A Place for the Potty

We have two of the world’s tiniest bathrooms, so when I decided 7 months ago that I would help Zach develop toileting awareness, I had to find a way to incorporate potties and clean & dirty underwear bins into pretty tight spaces.   Our arrangement has worked out beautifully, which is great because I spend a big chunk of my day kneeling by the potty!  We use the Baby Bjorn high backed potty, and I got the underwear bins at the Container Store.  We keep a couple of books on rotation between the potty and the bin… And that’s it!  Proof that you can ALWAYS find effective ways to modify the environment to accommodate your child’s changing needs.





Give Me a Pee!!!

I’m currently reading Diaper Free Before Three, a fabulous book about early toilet training that supports several tenets of the Montessori philosophy (and even quotes Dr. Montessori). It reviews the history of American toilet training from the 1800’s to the present and gives logical, scientific, and thoroughly convincing arguments for helping young children achieve toileting independence at a young age (note: it’s not a guide for practicing elimination communication).

I considered doing elimination communication (EC) before Zach was born, but once he came into our lives I had my plate full just figuring out the breastfeeding, crying (his and mine!) and sleeping (or lack thereof). I had no time or energy to be worrying about catching pees or poops! We use cloth diapers, but that’s been the extent of my efforts in the toileting department.

About a month ago (when Zach turned 7 months) I realized that he had started having bowel movements on a regular schedule. He is also starting to fight diaper changes, a major indicator (at least to me) that he’s ready to move on from diapers.

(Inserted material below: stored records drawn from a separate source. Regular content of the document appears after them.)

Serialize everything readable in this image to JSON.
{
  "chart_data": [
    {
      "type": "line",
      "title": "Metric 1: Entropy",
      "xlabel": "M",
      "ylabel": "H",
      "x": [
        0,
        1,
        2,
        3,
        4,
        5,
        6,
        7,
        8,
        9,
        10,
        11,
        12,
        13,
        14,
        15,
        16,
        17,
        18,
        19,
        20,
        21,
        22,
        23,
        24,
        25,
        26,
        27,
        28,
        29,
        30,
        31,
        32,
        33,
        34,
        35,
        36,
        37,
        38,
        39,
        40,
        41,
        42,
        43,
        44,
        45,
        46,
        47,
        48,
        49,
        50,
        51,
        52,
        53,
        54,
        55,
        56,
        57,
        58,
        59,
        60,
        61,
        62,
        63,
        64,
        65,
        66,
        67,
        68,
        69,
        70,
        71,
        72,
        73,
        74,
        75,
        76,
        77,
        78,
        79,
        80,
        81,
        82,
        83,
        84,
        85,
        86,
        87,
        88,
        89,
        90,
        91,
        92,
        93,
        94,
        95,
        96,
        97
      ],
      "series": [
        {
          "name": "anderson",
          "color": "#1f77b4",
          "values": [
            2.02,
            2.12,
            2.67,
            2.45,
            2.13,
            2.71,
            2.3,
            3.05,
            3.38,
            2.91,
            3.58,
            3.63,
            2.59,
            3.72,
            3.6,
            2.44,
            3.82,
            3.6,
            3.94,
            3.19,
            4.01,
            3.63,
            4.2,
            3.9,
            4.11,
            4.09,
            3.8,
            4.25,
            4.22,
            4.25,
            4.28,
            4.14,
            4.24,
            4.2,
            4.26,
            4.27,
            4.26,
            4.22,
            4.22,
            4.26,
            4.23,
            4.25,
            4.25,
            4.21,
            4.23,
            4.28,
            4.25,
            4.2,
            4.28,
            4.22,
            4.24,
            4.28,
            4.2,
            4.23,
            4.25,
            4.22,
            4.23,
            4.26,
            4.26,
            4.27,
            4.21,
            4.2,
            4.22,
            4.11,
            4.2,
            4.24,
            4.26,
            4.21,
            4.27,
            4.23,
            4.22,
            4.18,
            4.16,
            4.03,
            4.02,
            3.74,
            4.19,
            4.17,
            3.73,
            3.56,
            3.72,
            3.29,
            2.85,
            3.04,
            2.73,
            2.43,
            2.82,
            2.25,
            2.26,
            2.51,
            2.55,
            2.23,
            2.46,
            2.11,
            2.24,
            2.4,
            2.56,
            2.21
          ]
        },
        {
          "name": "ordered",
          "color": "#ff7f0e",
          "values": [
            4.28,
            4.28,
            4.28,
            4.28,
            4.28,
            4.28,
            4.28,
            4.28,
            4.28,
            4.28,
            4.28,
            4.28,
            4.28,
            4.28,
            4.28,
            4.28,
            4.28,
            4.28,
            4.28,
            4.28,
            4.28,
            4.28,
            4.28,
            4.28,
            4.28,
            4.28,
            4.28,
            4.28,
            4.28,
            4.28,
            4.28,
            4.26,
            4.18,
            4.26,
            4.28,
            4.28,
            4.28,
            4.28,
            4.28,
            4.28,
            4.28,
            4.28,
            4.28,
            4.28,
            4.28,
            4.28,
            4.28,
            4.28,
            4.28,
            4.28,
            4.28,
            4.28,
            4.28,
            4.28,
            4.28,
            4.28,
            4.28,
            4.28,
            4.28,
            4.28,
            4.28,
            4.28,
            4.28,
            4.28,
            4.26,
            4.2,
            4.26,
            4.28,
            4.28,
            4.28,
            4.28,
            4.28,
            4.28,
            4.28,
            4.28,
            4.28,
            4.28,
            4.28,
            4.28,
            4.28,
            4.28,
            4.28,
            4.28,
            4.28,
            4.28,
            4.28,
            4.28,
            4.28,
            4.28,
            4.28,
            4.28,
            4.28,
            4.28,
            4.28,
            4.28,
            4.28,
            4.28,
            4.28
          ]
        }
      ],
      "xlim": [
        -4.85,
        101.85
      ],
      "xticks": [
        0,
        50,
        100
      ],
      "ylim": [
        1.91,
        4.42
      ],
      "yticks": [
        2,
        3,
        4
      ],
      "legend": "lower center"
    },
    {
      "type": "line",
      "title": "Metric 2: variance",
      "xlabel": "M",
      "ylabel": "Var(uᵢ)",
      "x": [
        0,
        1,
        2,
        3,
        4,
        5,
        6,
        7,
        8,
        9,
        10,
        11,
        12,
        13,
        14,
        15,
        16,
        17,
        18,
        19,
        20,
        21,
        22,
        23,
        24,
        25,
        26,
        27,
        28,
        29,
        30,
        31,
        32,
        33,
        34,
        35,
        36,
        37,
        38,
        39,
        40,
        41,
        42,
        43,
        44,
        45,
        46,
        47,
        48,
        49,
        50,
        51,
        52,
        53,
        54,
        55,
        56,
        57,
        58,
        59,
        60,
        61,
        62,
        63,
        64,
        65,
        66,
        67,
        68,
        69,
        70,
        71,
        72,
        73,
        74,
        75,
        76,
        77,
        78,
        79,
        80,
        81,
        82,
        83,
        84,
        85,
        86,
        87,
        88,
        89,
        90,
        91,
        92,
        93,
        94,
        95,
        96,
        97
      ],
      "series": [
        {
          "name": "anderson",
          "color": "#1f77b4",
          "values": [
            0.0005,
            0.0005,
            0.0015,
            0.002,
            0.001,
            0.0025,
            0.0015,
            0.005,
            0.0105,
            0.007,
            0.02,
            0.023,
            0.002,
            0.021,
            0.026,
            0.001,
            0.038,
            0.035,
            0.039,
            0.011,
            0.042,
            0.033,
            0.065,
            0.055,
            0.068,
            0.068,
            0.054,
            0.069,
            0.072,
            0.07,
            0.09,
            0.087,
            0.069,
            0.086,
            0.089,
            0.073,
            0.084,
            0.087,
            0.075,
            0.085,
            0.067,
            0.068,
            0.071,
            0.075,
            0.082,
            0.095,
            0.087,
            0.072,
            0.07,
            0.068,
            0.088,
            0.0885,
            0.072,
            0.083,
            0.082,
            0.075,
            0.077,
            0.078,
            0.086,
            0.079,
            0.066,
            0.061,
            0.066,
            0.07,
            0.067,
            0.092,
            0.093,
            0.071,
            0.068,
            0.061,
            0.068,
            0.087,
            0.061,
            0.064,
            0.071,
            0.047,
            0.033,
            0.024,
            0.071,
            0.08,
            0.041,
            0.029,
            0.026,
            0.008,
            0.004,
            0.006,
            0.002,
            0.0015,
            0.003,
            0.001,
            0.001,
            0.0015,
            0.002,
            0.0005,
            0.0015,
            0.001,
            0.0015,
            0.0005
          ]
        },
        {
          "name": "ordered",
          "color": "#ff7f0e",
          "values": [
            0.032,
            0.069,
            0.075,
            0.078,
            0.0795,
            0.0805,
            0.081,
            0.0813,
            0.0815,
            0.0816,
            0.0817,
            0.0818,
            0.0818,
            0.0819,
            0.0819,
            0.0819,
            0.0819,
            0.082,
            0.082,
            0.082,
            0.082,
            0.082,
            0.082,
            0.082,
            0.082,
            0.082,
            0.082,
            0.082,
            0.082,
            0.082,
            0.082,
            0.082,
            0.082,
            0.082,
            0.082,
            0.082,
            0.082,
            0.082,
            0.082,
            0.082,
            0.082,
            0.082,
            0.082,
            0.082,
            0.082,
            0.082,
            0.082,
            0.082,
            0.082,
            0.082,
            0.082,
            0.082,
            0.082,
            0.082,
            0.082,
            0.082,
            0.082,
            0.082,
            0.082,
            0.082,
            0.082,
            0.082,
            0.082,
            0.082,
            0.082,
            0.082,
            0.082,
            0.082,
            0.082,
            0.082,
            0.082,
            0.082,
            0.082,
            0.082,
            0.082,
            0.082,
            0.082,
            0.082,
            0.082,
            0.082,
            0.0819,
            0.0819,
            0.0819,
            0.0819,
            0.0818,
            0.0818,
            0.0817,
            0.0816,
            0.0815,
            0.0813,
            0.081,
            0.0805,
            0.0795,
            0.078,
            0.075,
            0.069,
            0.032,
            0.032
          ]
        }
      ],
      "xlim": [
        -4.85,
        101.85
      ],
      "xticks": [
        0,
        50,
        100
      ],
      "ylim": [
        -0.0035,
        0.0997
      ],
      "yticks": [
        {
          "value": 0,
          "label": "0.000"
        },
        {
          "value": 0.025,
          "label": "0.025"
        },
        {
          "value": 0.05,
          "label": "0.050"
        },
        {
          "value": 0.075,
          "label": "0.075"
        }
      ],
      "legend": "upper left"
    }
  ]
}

I started reading Diaper Free Before Three, which a friend from my Bergamo training recommended (thanks Sarah!). I also spent some time at Babies R Us checking out the potties – seriously, singing potties with frog eyes? How on earth did human beings ever learn to use the toilet before the advent of singing potties with frog eyes? And would that not scare the crap out of you (pun intended) if you were a baby? Hmm… Maybe they’re onto something… But I digress… 

After some research (yes, I researched potties), I settled on the Baby Bjorn. I chose that potty based on many positive reviews, which praised its high back rest and clean design (no crevices from which to dig out poop). No poop-digging? Sign me up!

This morning, I placed the potties in our two bathrooms to get Zach used to the idea of them being there. I really wasn’t thinking of sitting him on the potty until the end of October, after we return from a trip to Mexico. It seemed wrong to toilet train him for three weeks and then stop for a week during our trip.

I did, however, decide that I would not use diaper covers when we are home, so that I can start to understand his urination patterns. Today, before his noon nap, I changed his diaper and only used the prefold (no cover). When he woke up, I noticed he had had a bowel movement. I took him to the bathroom to change him and when I was taking off the diaper I realized that the front was dry. I wiped his bottom clean but instead of putting on a clean diaper I told him to try to pee on the potty. I put him on the potty and he seemed quite at ease. He looked around, and not ten seconds later started to pee!! He finished and smiled, clearly satisfied with his new experience!

I couldn’t believe my eyes! It works! And the best part was that it was so natural for both of us… No praise, no stickers, no confusion. Just a baby boy following his body’s urges and a first-time momma following her child.

Except now I’m going to have to travel to Mexico with the potty…

Update: I’ve been sitting Zach on the potty daily for the past three days, every time he wakes up and after every meal. I’ve yet to catch a poop but he pees just about every time! I love how natural and matter-of-fact the process is when you introduce your child to toileting at an early age. By starting now, I’m setting the expectation that pee and poo belong in the toilet. Therefore, when he’s old enough to walk and become conscious of his body’s elimination needs, he’ll know where to go! To me, this makes more sense than letting your child get used to eliminating in a diaper and then one day letting him know that it’s wrong.